I’m not writing this from the perspective of a jaded, grumpy professor, although to this point it appears as though this is my angle. What I’m really concerned with are two things: 1) our tendency to sideline the musical experiences of others in favour of our own preferences, thus insisting that a small selection of songs and artists are worthy of study; and 2) extending from number 1, our refusal to see other perspectives, even in something as simple as music, contributes to the ever-widening gaps we see in our society, whether they be music taste-, class-, gender-, sexuality-, race-, or experience-based. University should be about expanding your ways of viewing the world by seeing things through another lens. Now, most students (like 99%) go through this at some point in their degree, and I hope it happens, even at a very minute level, with music in my classes. I’m disappointed, however, when that fails and a student cannot appreciate how a teenage girl might have felt seeing Robert Plant or Paul McCartney sing for the first time.
I think that every music/genre/artist/era deserves attention. I may not like it, you may not like it, we may not understand it, but somebody does, and that means something.

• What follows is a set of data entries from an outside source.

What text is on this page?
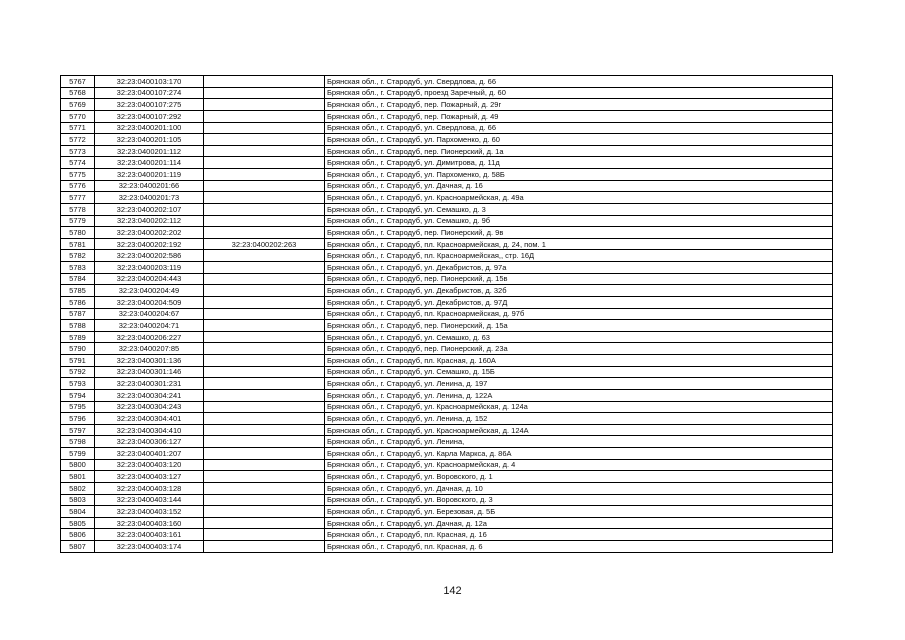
5767	32:23:0400103:170		Брянская обл., г. Стародуб, ул. Свердлова, д. 66
5768	32:23:0400107:274		Брянская обл., г. Стародуб, проезд Заречный, д. 60
5769	32:23:0400107:275		Брянская обл., г. Стародуб, пер. Пожарный, д. 29г
5770	32:23:0400107:292		Брянская обл., г. Стародуб, пер. Пожарный, д. 49
5771	32:23:0400201:100		Брянская обл., г. Стародуб, ул. Свердлова, д. 66
5772	32:23:0400201:105		Брянская обл., г. Стародуб, ул. Пархоменко, д. 60
5773	32:23:0400201:112		Брянская обл., г. Стародуб, пер. Пионерский, д. 1а
5774	32:23:0400201:114		Брянская обл., г. Стародуб, ул. Димитрова, д. 11д
5775	32:23:0400201:119		Брянская обл., г. Стародуб, ул. Пархоменко, д. 58Б
5776	32:23:0400201:66		Брянская обл., г. Стародуб, ул. Дачная, д. 16
5777	32:23:0400201:73		Брянская обл., г. Стародуб, ул. Красноармейская, д. 49а
5778	32:23:0400202:107		Брянская обл., г. Стародуб, ул. Семашко, д. 3
5779	32:23:0400202:112		Брянская обл., г. Стародуб, ул. Семашко, д. 9б
5780	32:23:0400202:202		Брянская обл., г. Стародуб, пер. Пионерский, д. 9в
5781	32:23:0400202:192	32:23:0400202:263	Брянская обл., г. Стародуб, пл. Красноармейская, д. 24, пом. 1
5782	32:23:0400202:586		Брянская обл., г. Стародуб, пл. Красноармейская,, стр. 16Д
5783	32:23:0400203:119		Брянская обл., г. Стародуб, ул. Декабристов, д. 97а
5784	32:23:0400204:443		Брянская обл., г. Стародуб, пер. Пионерский, д. 15в
5785	32:23:0400204:49		Брянская обл., г. Стародуб, ул. Декабристов, д. 32б
5786	32:23:0400204:509		Брянская обл., г. Стародуб, ул. Декабристов, д. 97Д
5787	32:23:0400204:67		Брянская обл., г. Стародуб, пл. Красноармейская, д. 97б
5788	32:23:0400204:71		Брянская обл., г. Стародуб, пер. Пионерский, д. 15а
5789	32:23:0400206:227		Брянская обл., г. Стародуб, ул. Семашко, д. 63
5790	32:23:0400207:85		Брянская обл., г. Стародуб, пер. Пионерский, д. 23а
5791	32:23:0400301:136		Брянская обл., г. Стародуб, пл. Красная, д. 160А
5792	32:23:0400301:146		Брянская обл., г. Стародуб, ул. Семашко, д. 15Б
5793	32:23:0400301:231		Брянская обл., г. Стародуб, ул. Ленина, д. 197
5794	32:23:0400304:241		Брянская обл., г. Стародуб, ул. Ленина, д. 122А
5795	32:23:0400304:243		Брянская обл., г. Стародуб, ул. Красноармейская, д. 124а
5796	32:23:0400304:401		Брянская обл., г. Стародуб, ул. Ленина, д. 152
5797	32:23:0400304:410		Брянская обл., г. Стародуб, ул. Красноармейская, д. 124А
5798	32:23:0400306:127		Брянская обл., г. Стародуб, ул. Ленина,
5799	32:23:0400401:207		Брянская обл., г. Стародуб, ул. Карла Маркса, д. 86А
5800	32:23:0400403:120		Брянская обл., г. Стародуб, ул. Красноармейская, д. 4
5801	32:23:0400403:127		Брянская обл., г. Стародуб, ул. Воровского, д. 1
5802	32:23:0400403:128		Брянская обл., г. Стародуб, ул. Дачная, д. 10
5803	32:23:0400403:144		Брянская обл., г. Стародуб, ул. Воровского, д. 3
5804	32:23:0400403:152		Брянская обл., г. Стародуб, ул. Березовая, д. 5Б
5805	32:23:0400403:160		Брянская обл., г. Стародуб, ул. Дачная, д. 12а
5806	32:23:0400403:161		Брянская обл., г. Стародуб, пл. Красная, д. 16
5807	32:23:0400403:174		Брянская обл., г. Стародуб, пл. Красная, д. 6
142
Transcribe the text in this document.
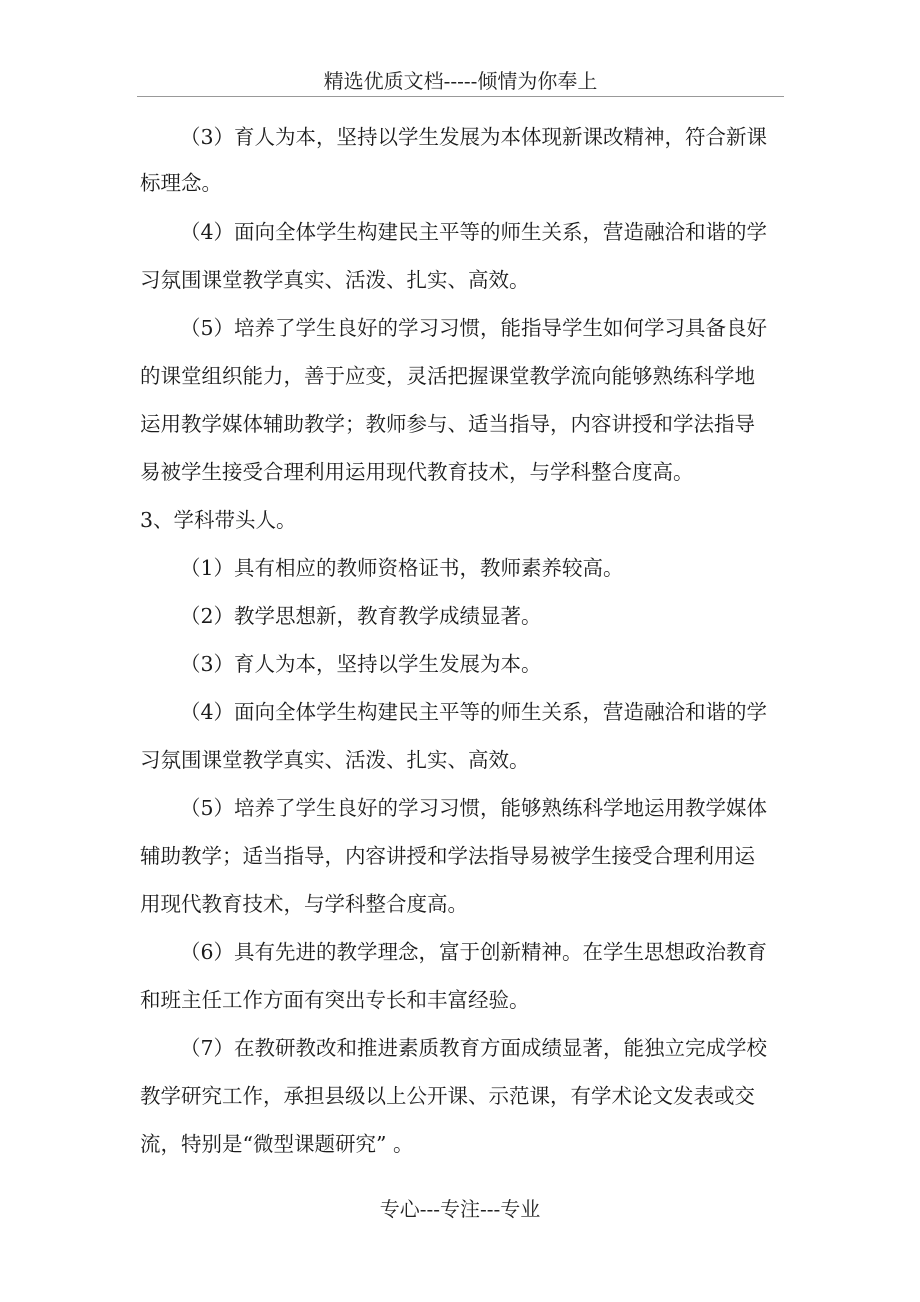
精选优质文档-----倾情为你奉上
（3）育人为本，坚持以学生发展为本体现新课改精神，符合新课
标理念。
（4）面向全体学生构建民主平等的师生关系，营造融洽和谐的学
习氛围课堂教学真实、活泼、扎实、高效。
（5）培养了学生良好的学习习惯，能指导学生如何学习具备良好
的课堂组织能力，善于应变，灵活把握课堂教学流向能够熟练科学地
运用教学媒体辅助教学；教师参与、适当指导，内容讲授和学法指导
易被学生接受合理利用运用现代教育技术，与学科整合度高。
3、学科带头人。
（1）具有相应的教师资格证书，教师素养较高。
（2）教学思想新，教育教学成绩显著。
（3）育人为本，坚持以学生发展为本。
（4）面向全体学生构建民主平等的师生关系，营造融洽和谐的学
习氛围课堂教学真实、活泼、扎实、高效。
（5）培养了学生良好的学习习惯，能够熟练科学地运用教学媒体
辅助教学；适当指导，内容讲授和学法指导易被学生接受合理利用运
用现代教育技术，与学科整合度高。
（6）具有先进的教学理念，富于创新精神。在学生思想政治教育
和班主任工作方面有突出专长和丰富经验。
（7）在教研教改和推进素质教育方面成绩显著，能独立完成学校
教学研究工作，承担县级以上公开课、示范课，有学术论文发表或交
流，特别是“微型课题研究” 。
专心---专注---专业
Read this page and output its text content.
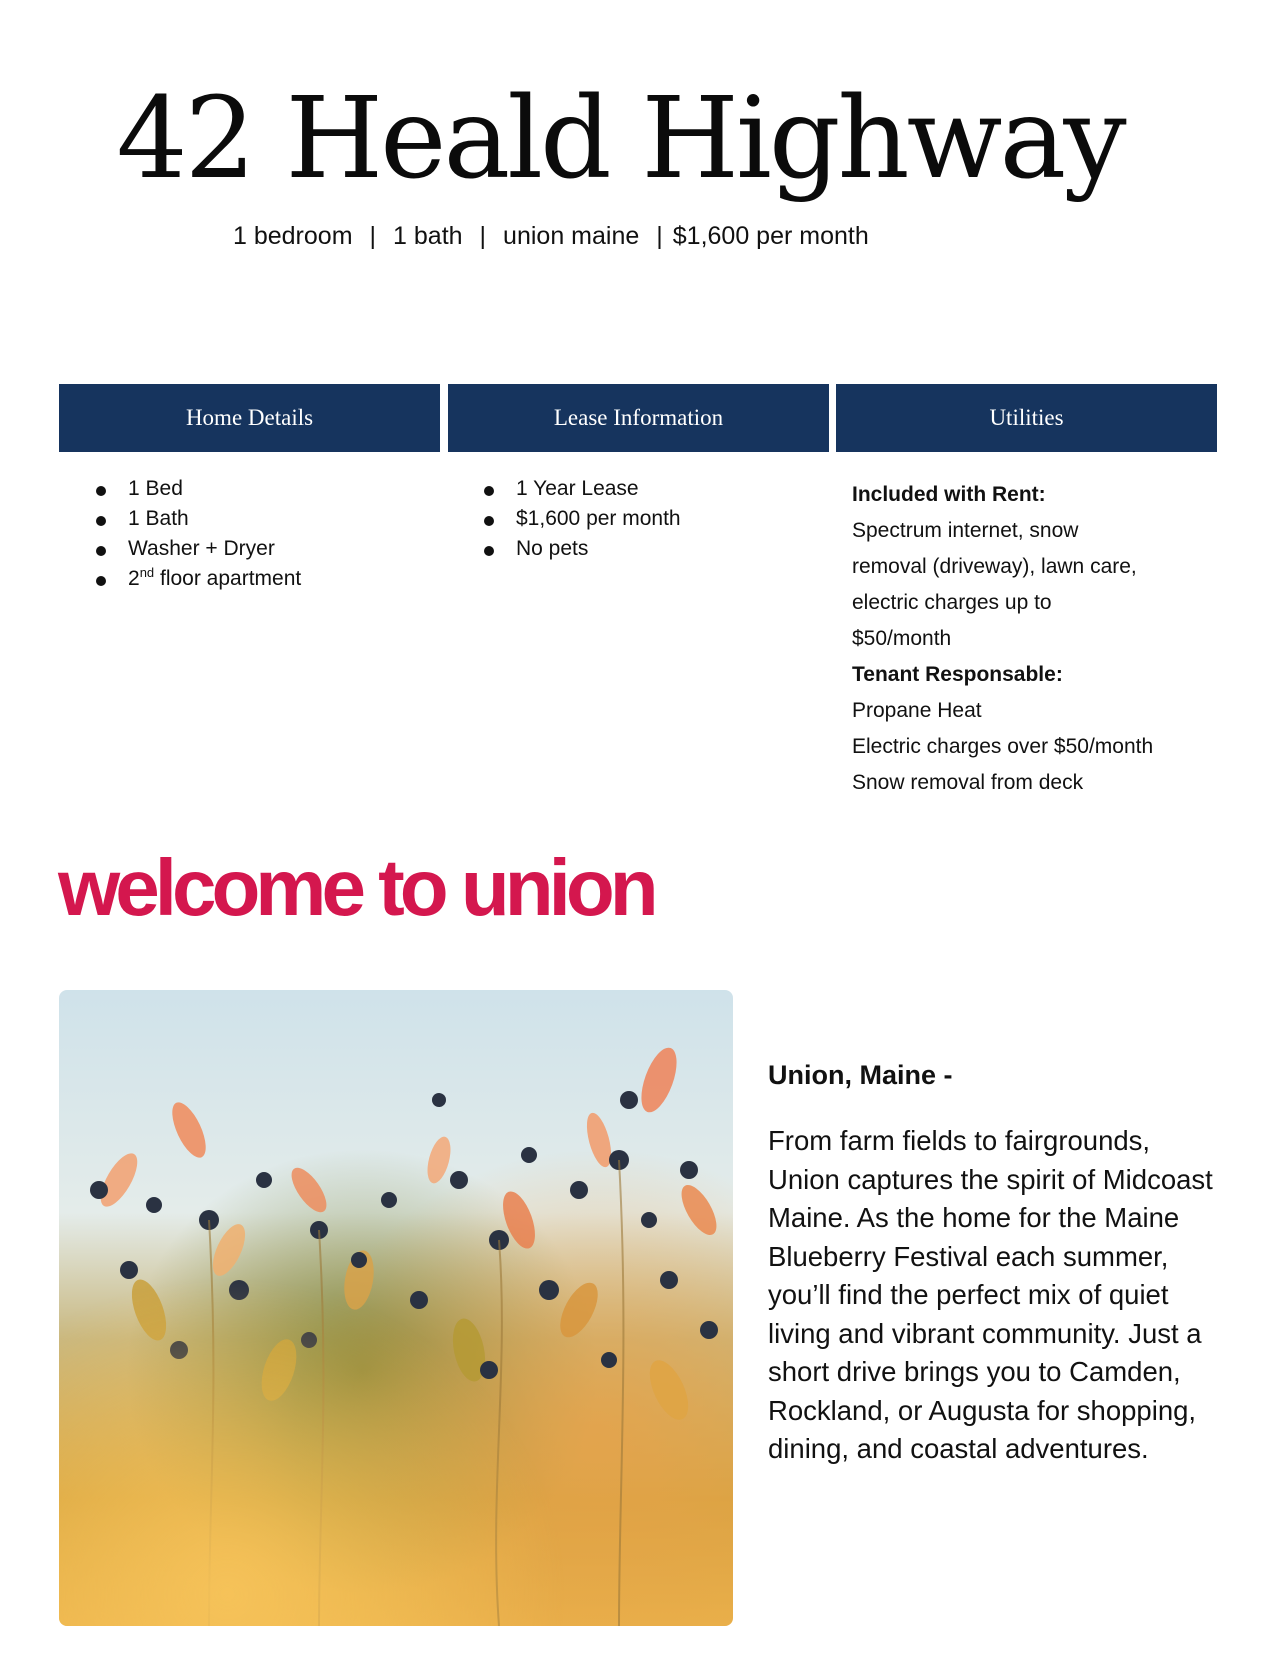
42 Heald Highway
1 bedroom | 1 bath | union maine | $1,600 per month
Home Details	Lease Information	Utilities
1 Bed
1 Bath
Washer + Dryer
2nd floor apartment
1 Year Lease
$1,600 per month
No pets

Included with Rent:

Spectrum internet, snow

removal (driveway), lawn care,

electric charges up to

$50/month

Tenant Responsable:

Propane Heat

Electric charges over $50/month

Snow removal from deck

welcome to union
Union, Maine -

From farm fields to fairgrounds, Union captures the spirit of Midcoast Maine. As the home for the Maine Blueberry Festival each summer, you’ll find the perfect mix of quiet living and vibrant community. Just a short drive brings you to Camden, Rockland, or Augusta for shopping, dining, and coastal adventures.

The controversial Bryan Adams blog that appeared a couple weeks ago is evidence of how these kinds of taste-making processes are manifested on a site like ND. While most might see no problem with the appearance of a review on Adams, others might see it as a threat to the space in which they can freely express their love for a very specific kind of music. At a certain level, maybe ND should be a site that filters out reviews of mainstream pop acts, so as to preserve our sacred roots music space. At another level, who is the site to block great music writing such as Alan Harrison’s, or to decide where that very fine line between roots and non-roots lies? And, more seriously, how can we, as listeners and practitioners of a genre that is predicated on experimentation, openness, and equality, deny access to music/artists that maybe don’t quite fit our notions of what is good, independent, or ‘rootsy’?